Les pillages de marchés et les exécutions arbitraires, comme celui ayant causé la mort d’au moins douze civils dans la région de Tombouctou, alimentent un climat de méfiance. Ces méthodes, loin de briser la résistance des groupes armés, semblent au contraire renforcer leur légitimité auprès des populations locales. Les organisations de défense des droits humains dénoncent une stratégie reposant davantage sur la terreur que sur une approche durable de contre-insurrection.

Pour l’Africa Corps, cette escalade de la violence ne s’accompagne d’aucun gain militaire significatif. Les groupes djihadistes conservent leur capacité à organiser des attaques coordonnées, perturbant les lignes logistiques et contraignant les forces russo-malaisiennes à des redéploiements constants. Le retrait de plusieurs positions dans le nord du Mali illustre les limites de cette alliance, qui peine à atteindre ses objectifs initiaux.

Un aveu d’échec et une stratégie en crise

En recentrant ses opérations sur la défense de Bamako et sur un soutien aérien accru, l’Africa Corps reconnaît implicitement que la stratégie initiale a échoué. Les autorités maliennes, qui avaient fait le choix politique de rompre avec leurs partenaires occidentaux au profit de la Russie, se retrouvent aujourd’hui face à un dilemme : comment justifier des années d’investissements et de concessions alors que la sécurité reste précaire et que les accusations de violations des droits humains se multiplient ?

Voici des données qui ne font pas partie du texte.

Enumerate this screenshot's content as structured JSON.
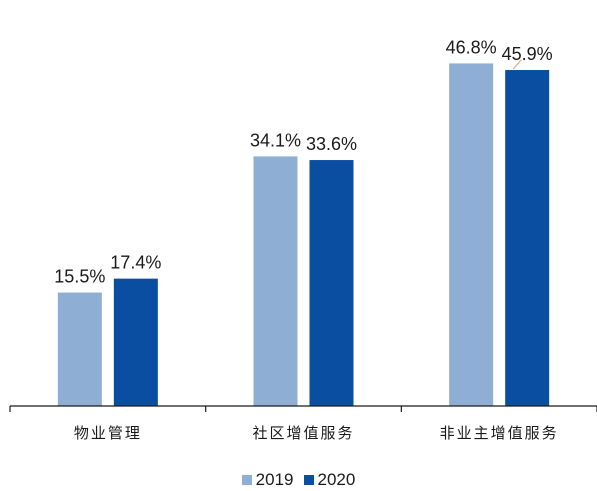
{
  "chart_data": {
    "type": "bar",
    "categories": [
      "物业管理",
      "社区增值服务",
      "非业主增值服务"
    ],
    "series": [
      {
        "name": "2019",
        "values": [
          15.5,
          34.1,
          46.8
        ],
        "labels": [
          "15.5%",
          "34.1%",
          "46.8%"
        ],
        "color": "#8eafd3"
      },
      {
        "name": "2020",
        "values": [
          17.4,
          33.6,
          45.9
        ],
        "labels": [
          "17.4%",
          "33.6%",
          "45.9%"
        ],
        "color": "#0a4ea2"
      }
    ],
    "unit": "%",
    "ylim": [
      0,
      50
    ],
    "title": "",
    "xlabel": "",
    "ylabel": "",
    "legend_position": "bottom",
    "grid": false,
    "axis_color": "#1a1a1a",
    "leader_line_color": "#f0a080"
  }
}
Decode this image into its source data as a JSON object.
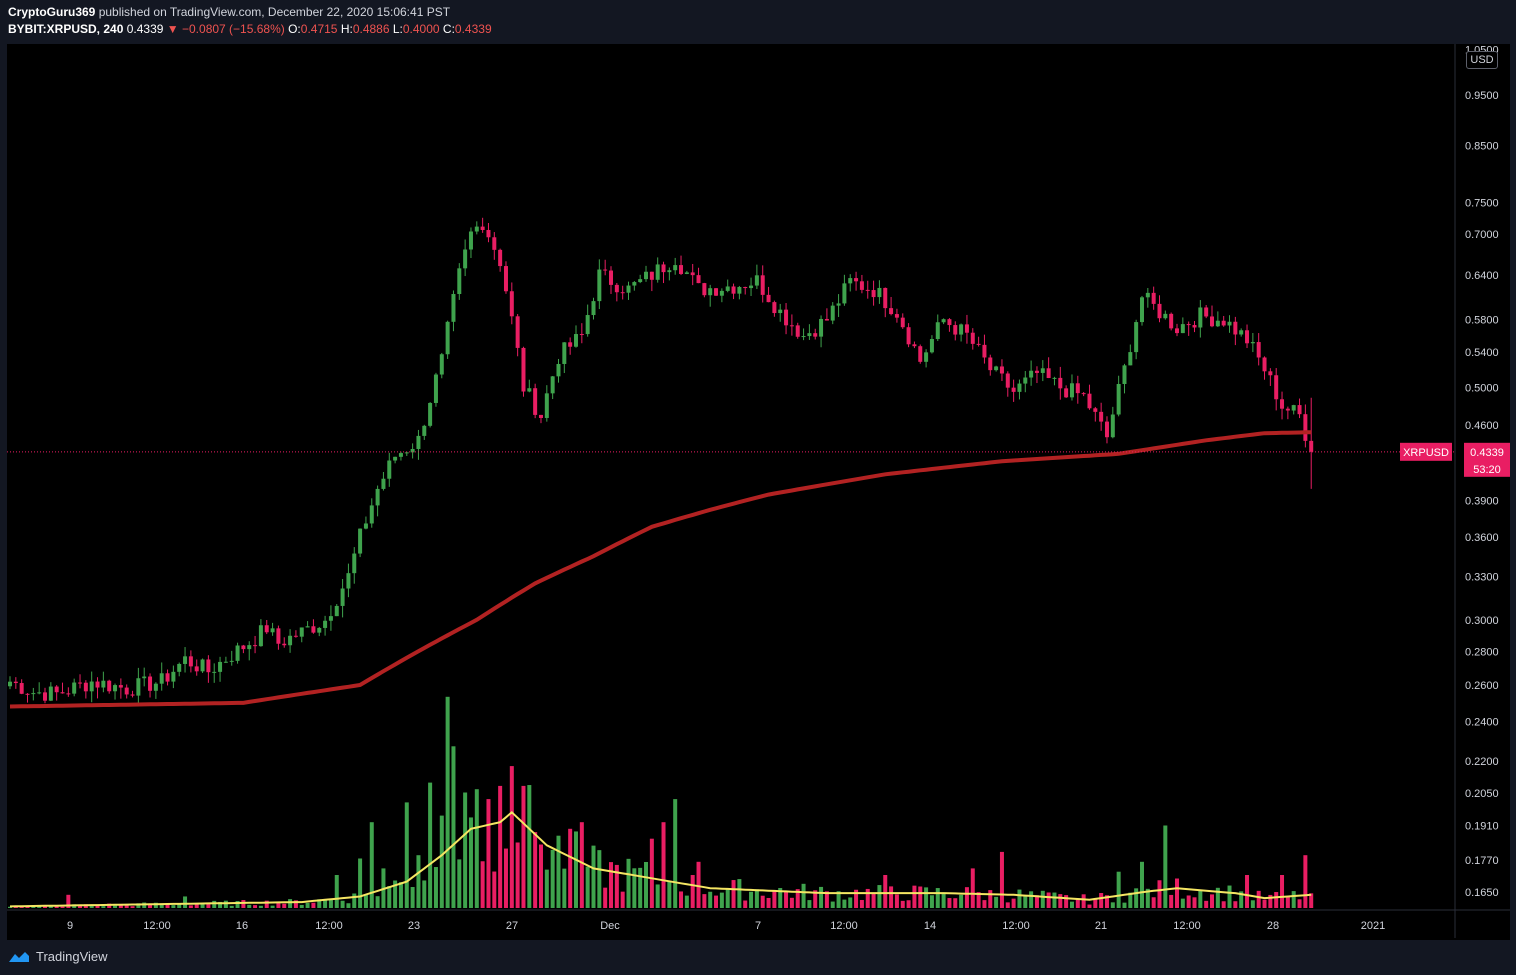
{
  "header": {
    "author": "CryptoGuru369",
    "published_text": "published on TradingView.com, December 22, 2020 15:06:41 PST",
    "symbol": "BYBIT:XRPUSD, 240",
    "last": "0.4339",
    "change": "−0.0807 (−15.68%)",
    "o_label": "O:",
    "o_value": "0.4715",
    "h_label": "H:",
    "h_value": "0.4886",
    "l_label": "L:",
    "l_value": "0.4000",
    "c_label": "C:",
    "c_value": "0.4339"
  },
  "footer": {
    "brand": "TradingView"
  },
  "price_axis": {
    "currency": "USD"
  },
  "colors": {
    "background": "#000000",
    "up": "#26a69a",
    "up_candle": "#3fa34d",
    "down": "#e91e63",
    "ma_line": "#b22222",
    "volume_ma": "#f5e663",
    "price_label_bg": "#e91e63"
  },
  "chart_data": {
    "type": "candlestick",
    "symbol": "XRPUSD",
    "exchange": "BYBIT",
    "interval": "240",
    "y_scale": "log",
    "ylim": [
      0.155,
      1.05
    ],
    "y_ticks": [
      "1.0500",
      "0.9500",
      "0.8500",
      "0.7500",
      "0.7000",
      "0.6400",
      "0.5800",
      "0.5400",
      "0.5000",
      "0.4600",
      "0.3900",
      "0.3600",
      "0.3300",
      "0.3000",
      "0.2800",
      "0.2600",
      "0.2400",
      "0.2200",
      "0.2050",
      "0.1910",
      "0.1770",
      "0.1650"
    ],
    "x_ticks": [
      "9",
      "12:00",
      "16",
      "12:00",
      "23",
      "27",
      "Dec",
      "7",
      "12:00",
      "14",
      "12:00",
      "21",
      "12:00",
      "28",
      "2021"
    ],
    "last_price_label": "XRPUSD",
    "last_price": "0.4339",
    "countdown": "53:20",
    "price_path": [
      [
        0,
        0.262
      ],
      [
        4,
        0.256
      ],
      [
        8,
        0.255
      ],
      [
        14,
        0.262
      ],
      [
        20,
        0.258
      ],
      [
        26,
        0.262
      ],
      [
        30,
        0.275
      ],
      [
        34,
        0.268
      ],
      [
        38,
        0.278
      ],
      [
        42,
        0.288
      ],
      [
        44,
        0.295
      ],
      [
        46,
        0.285
      ],
      [
        50,
        0.292
      ],
      [
        54,
        0.3
      ],
      [
        58,
        0.33
      ],
      [
        60,
        0.36
      ],
      [
        63,
        0.4
      ],
      [
        66,
        0.43
      ],
      [
        70,
        0.445
      ],
      [
        74,
        0.53
      ],
      [
        77,
        0.64
      ],
      [
        79,
        0.7
      ],
      [
        81,
        0.72
      ],
      [
        84,
        0.66
      ],
      [
        88,
        0.5
      ],
      [
        91,
        0.47
      ],
      [
        94,
        0.535
      ],
      [
        98,
        0.56
      ],
      [
        101,
        0.64
      ],
      [
        106,
        0.62
      ],
      [
        110,
        0.64
      ],
      [
        114,
        0.665
      ],
      [
        118,
        0.62
      ],
      [
        124,
        0.625
      ],
      [
        128,
        0.632
      ],
      [
        132,
        0.59
      ],
      [
        136,
        0.56
      ],
      [
        140,
        0.58
      ],
      [
        144,
        0.63
      ],
      [
        148,
        0.62
      ],
      [
        152,
        0.59
      ],
      [
        156,
        0.53
      ],
      [
        160,
        0.58
      ],
      [
        164,
        0.56
      ],
      [
        168,
        0.52
      ],
      [
        172,
        0.495
      ],
      [
        176,
        0.515
      ],
      [
        180,
        0.5
      ],
      [
        184,
        0.49
      ],
      [
        188,
        0.448
      ],
      [
        191,
        0.52
      ],
      [
        194,
        0.61
      ],
      [
        197,
        0.59
      ],
      [
        200,
        0.57
      ],
      [
        204,
        0.585
      ],
      [
        208,
        0.58
      ],
      [
        212,
        0.555
      ],
      [
        215,
        0.52
      ],
      [
        218,
        0.48
      ],
      [
        221,
        0.47
      ],
      [
        223,
        0.4339
      ]
    ],
    "ma": [
      [
        0,
        0.248
      ],
      [
        40,
        0.25
      ],
      [
        60,
        0.26
      ],
      [
        70,
        0.28
      ],
      [
        80,
        0.3
      ],
      [
        90,
        0.325
      ],
      [
        100,
        0.345
      ],
      [
        110,
        0.368
      ],
      [
        120,
        0.382
      ],
      [
        130,
        0.395
      ],
      [
        150,
        0.413
      ],
      [
        170,
        0.425
      ],
      [
        190,
        0.432
      ],
      [
        205,
        0.445
      ],
      [
        215,
        0.452
      ],
      [
        223,
        0.453
      ]
    ],
    "volume": {
      "spike_values": [
        [
          10,
          0.4
        ],
        [
          30,
          0.35
        ],
        [
          56,
          1.0
        ],
        [
          60,
          1.5
        ],
        [
          62,
          2.6
        ],
        [
          64,
          1.2
        ],
        [
          68,
          3.2
        ],
        [
          70,
          1.6
        ],
        [
          72,
          3.8
        ],
        [
          74,
          2.8
        ],
        [
          75,
          6.4
        ],
        [
          76,
          4.9
        ],
        [
          78,
          3.5
        ],
        [
          80,
          3.6
        ],
        [
          82,
          3.3
        ],
        [
          84,
          3.7
        ],
        [
          86,
          4.3
        ],
        [
          88,
          3.7
        ],
        [
          90,
          2.3
        ],
        [
          96,
          2.4
        ],
        [
          98,
          2.6
        ],
        [
          110,
          2.1
        ],
        [
          112,
          2.6
        ],
        [
          114,
          3.3
        ],
        [
          118,
          1.4
        ],
        [
          150,
          1.0
        ],
        [
          165,
          1.2
        ],
        [
          170,
          1.7
        ],
        [
          190,
          1.1
        ],
        [
          194,
          1.4
        ],
        [
          198,
          2.5
        ],
        [
          212,
          1.0
        ],
        [
          218,
          1.0
        ],
        [
          222,
          1.6
        ]
      ],
      "ma_path": [
        [
          0,
          0.05
        ],
        [
          50,
          0.18
        ],
        [
          60,
          0.35
        ],
        [
          68,
          0.8
        ],
        [
          74,
          1.6
        ],
        [
          79,
          2.4
        ],
        [
          84,
          2.6
        ],
        [
          86,
          2.9
        ],
        [
          92,
          1.9
        ],
        [
          100,
          1.2
        ],
        [
          110,
          0.9
        ],
        [
          120,
          0.6
        ],
        [
          140,
          0.45
        ],
        [
          160,
          0.45
        ],
        [
          172,
          0.4
        ],
        [
          185,
          0.25
        ],
        [
          195,
          0.5
        ],
        [
          200,
          0.6
        ],
        [
          210,
          0.45
        ],
        [
          215,
          0.3
        ],
        [
          223,
          0.4
        ]
      ]
    }
  }
}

Les adaptations tactiques annoncées par Moscou ne masquent pas l’ampleur des difficultés rencontrées. Après plusieurs années de coopération, les promesses d’une stabilisation rapide du Mali semblent s’éloigner, tandis que l’image de cette alliance militaire se dégrade sous le poids des exactions et des échecs répétés. Pour Bamako, l’heure est désormais à la réévaluation d’une stratégie dont les résultats ne correspondent plus aux ambitions affichées.